I've been searching for some, easy methods to help mitigate, a cache timing attack on software AES implementations.
Currently, my implementation uses, a usual 256 byte S-box
uint8_t sbox[256] = {0x63, 0x7C, 0x77, 0x7B, 0xF2, 0x6B, 0x6F, 0xC5, 0x30... /* and so on*/}
My goal as a developer, is to prevent/increase difficulty for an attacker to know the substitutions or the result of substitutions as a result of the AES SubBytes()
operation.
This is a solution that I devised: Rather than using a 256 entry Sbox table, I decided to cluster the Sbox table into a 32 bit per entry table, where four bytes are grouped to form an unsigned integer, like this:
uint32_t sboxu32[64] = {0x637C777B, 0xF26B6FC5, /* and so on */}
Now if I want to get the S-box substitution, for a byte x
: I do ExtractByte(sboxu32[x>>2], x&3)
where, ExtractByte
is :
#define ExtractByte(x, n) (uint8_t)(((x) >> (24 - 8 * (n))) & 0xff)
Now, this is my reason for doing this, hoping that the above modifications will help protect my implementation from cache timing attack, without impacting my performance.

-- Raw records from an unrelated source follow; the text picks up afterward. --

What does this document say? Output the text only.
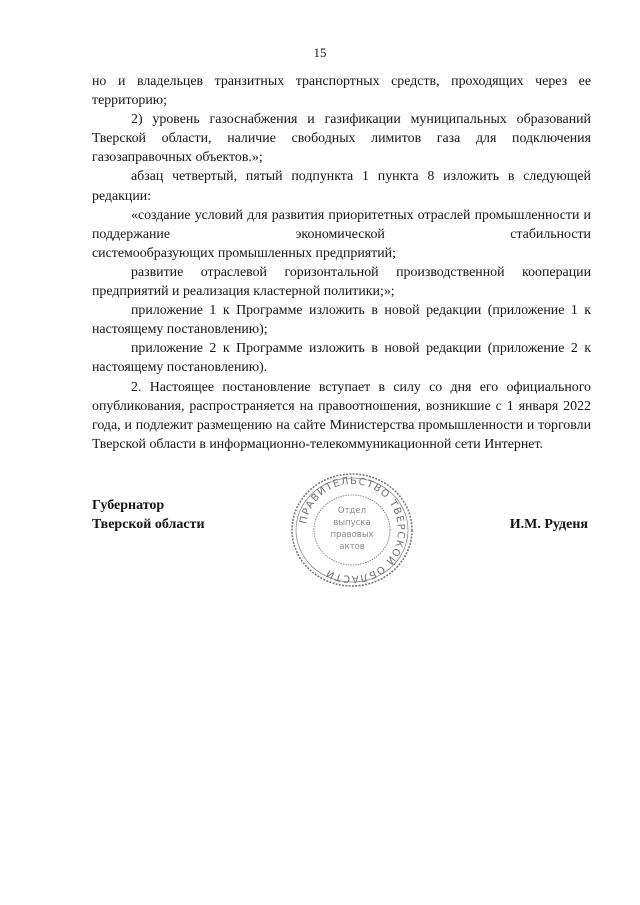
15

но и владельцев транзитных транспортных средств, проходящих через ее территорию;

2) уровень газоснабжения и газификации муниципальных образований Тверской области, наличие свободных лимитов газа для подключения газозаправочных объектов.»;

абзац четвертый, пятый подпункта 1 пункта 8 изложить в следующей редакции:

«создание условий для развития приоритетных отраслей промышленности и поддержание экономической стабильности

системообразующих промышленных предприятий;

развитие отраслевой горизонтальной производственной кооперации предприятий и реализация кластерной политики;»;

приложение 1 к Программе изложить в новой редакции (приложение 1 к настоящему постановлению);

приложение 2 к Программе изложить в новой редакции (приложение 2 к настоящему постановлению).

2. Настоящее постановление вступает в силу со дня его официального опубликования, распространяется на правоотношения, возникшие с 1 января 2022 года, и подлежит размещению на сайте Министерства промышленности и торговли Тверской области в информационно-телекоммуникационной сети Интернет.

Губернатор
Тверской области	ПРАВИТЕЛЬСТВО ТВЕРСКОЙ ОБЛАСТИ
Отдел
выпуска
правовых
актов
И.М. Руденя
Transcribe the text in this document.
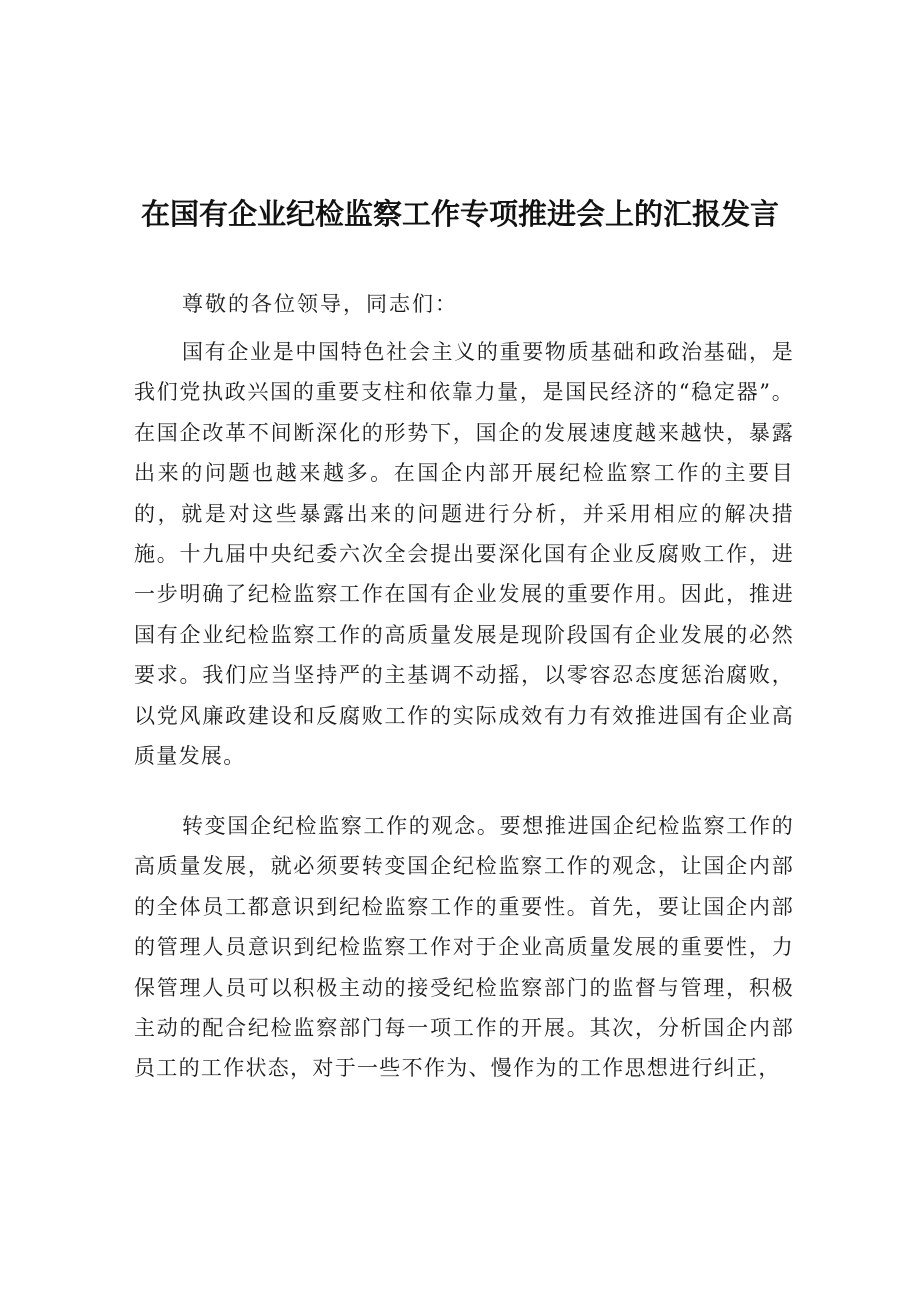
在国有企业纪检监察工作专项推进会上的汇报发言
尊敬的各位领导，同志们：

国有企业是中国特色社会主义的重要物质基础和政治基础，是我们党执政兴国的重要支柱和依靠力量，是国民经济的“稳定器”。在国企改革不间断深化的形势下，国企的发展速度越来越快，暴露出来的问题也越来越多。在国企内部开展纪检监察工作的主要目的，就是对这些暴露出来的问题进行分析，并采用相应的解决措施。十九届中央纪委六次全会提出要深化国有企业反腐败工作，进一步明确了纪检监察工作在国有企业发展的重要作用。因此，推进国有企业纪检监察工作的高质量发展是现阶段国有企业发展的必然要求。我们应当坚持严的主基调不动摇，以零容忍态度惩治腐败，以党风廉政建设和反腐败工作的实际成效有力有效推进国有企业高质量发展。

转变国企纪检监察工作的观念。要想推进国企纪检监察工作的高质量发展，就必须要转变国企纪检监察工作的观念，让国企内部的全体员工都意识到纪检监察工作的重要性。首先，要让国企内部的管理人员意识到纪检监察工作对于企业高质量发展的重要性，力保管理人员可以积极主动的接受纪检监察部门的监督与管理，积极主动的配合纪检监察部门每一项工作的开展。其次，分析国企内部员工的工作状态，对于一些不作为、慢作为的工作思想进行纠正，
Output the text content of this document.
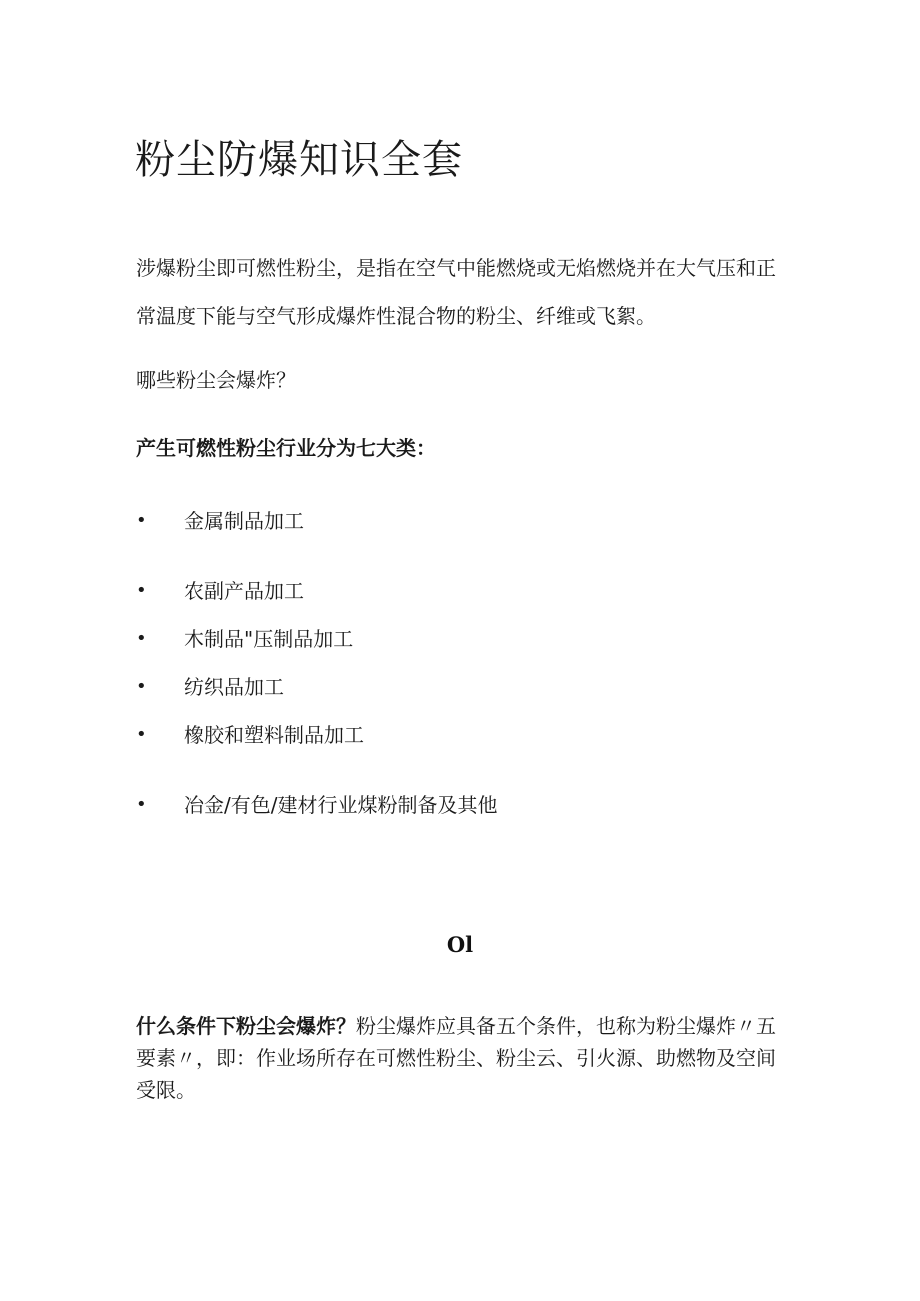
粉尘防爆知识全套
涉爆粉尘即可燃性粉尘，是指在空气中能燃烧或无焰燃烧并在大气压和正常温度下能与空气形成爆炸性混合物的粉尘、纤维或飞絮。
哪些粉尘会爆炸？
产生可燃性粉尘行业分为七大类：
• 金属制品加工
• 农副产品加工
• 木制品"压制品加工
• 纺织品加工
• 橡胶和塑料制品加工
• 冶金/有色/建材行业煤粉制备及其他
Ol
什么条件下粉尘会爆炸？粉尘爆炸应具备五个条件，也称为粉尘爆炸〃五要素〃，即：作业场所存在可燃性粉尘、粉尘云、引火源、助燃物及空间受限。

For every access to the entry of sboxu32, I'm accessing the index x>>2
which is the truncated division of x
by 4, Assuming that the attacker does not have any knowledge of x&3
, can the above modifications increase the difficulty for the attacker ?
If the attacker knows x >> 2
, then there are 4 possibilities for the exact x
and hence x&3
, Since AES operates on 16 byte blocks, I'm guessing the attacker would have to guess $4^{16}$ for the correct sequence of bytes.
- I realize that it is trivially brute forceable, but are there
other methods, to, use this as a starting point, to build
further camouflage my access to the actual sbox substitutions,
without impacting performance?
- Are there better performance friendly methods to mitigate side channel attacks on my AES implementation ?
Every help will be greatly appreciated!